The Green Party says direct payments to New Zealanders would have provided better support than a temporary cut in fuel tax.
“Providing direct payments to people through the welfare system or via a tax credit would have given people the support they need to pay the bills, whether it’s putting petrol in the car or feeding their whānau,” says James Shaw, Co-leader of the Green Party.
“Everyone should have what they need to make ends meet. But right now, far too many are shouldering the burden of rising prices for the basics, especially those on the lowest incomes.
“Urgent action is clearly needed to address the worsening inequality crisis in Aotearoa New Zealand.
“We are delighted at the move to halve public transport fares for the next three months. This will give hundreds of thousands of New Zealanders cheaper options to get around.
“We also recognise that cutting fuel tax will be a welcome relief to a lot of people. While some Government systems are so cumbersome they can’t move quickly enough to deal with what is a very pressing need, boosting people’s incomes would have had the same impact while also helping to meet the costs of other essentials, like food.

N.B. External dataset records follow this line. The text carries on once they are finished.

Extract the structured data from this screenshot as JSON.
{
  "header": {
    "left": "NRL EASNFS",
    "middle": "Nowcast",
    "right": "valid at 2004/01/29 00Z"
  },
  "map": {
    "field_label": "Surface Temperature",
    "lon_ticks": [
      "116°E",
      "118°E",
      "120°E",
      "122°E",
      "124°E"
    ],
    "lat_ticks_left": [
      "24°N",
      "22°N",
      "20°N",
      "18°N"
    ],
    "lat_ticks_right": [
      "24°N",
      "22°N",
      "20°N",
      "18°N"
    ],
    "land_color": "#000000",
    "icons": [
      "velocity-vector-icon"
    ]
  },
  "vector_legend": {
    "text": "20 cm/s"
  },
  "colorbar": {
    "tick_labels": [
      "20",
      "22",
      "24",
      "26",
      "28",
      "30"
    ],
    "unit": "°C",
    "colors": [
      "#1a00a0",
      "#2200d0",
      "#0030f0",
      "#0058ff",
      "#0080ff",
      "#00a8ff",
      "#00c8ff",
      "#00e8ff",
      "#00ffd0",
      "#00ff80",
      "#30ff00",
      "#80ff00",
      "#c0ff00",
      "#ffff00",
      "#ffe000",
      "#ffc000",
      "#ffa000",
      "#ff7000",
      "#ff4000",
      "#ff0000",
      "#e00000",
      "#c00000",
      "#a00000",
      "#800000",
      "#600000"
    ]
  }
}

“New Zealand has some of the lowest petrol taxes in the OECD, but some of the highest prices of fuel excluding tax. In other words, fuel tax isn't necessarily the problem. And there’s no guarantee the petrol companies won’t simply absorb the tax reduction into their profit margins.
“Over the long-term, the most effective way we can ease the pressure people face at the pump is to move away from our heavy fossil fuel dependence.
“We will keep working to build a future where vehicles are powered by electricity; towns and cities connected by affordable public transport; and there are safe options to walk and cycle,” says James Shaw.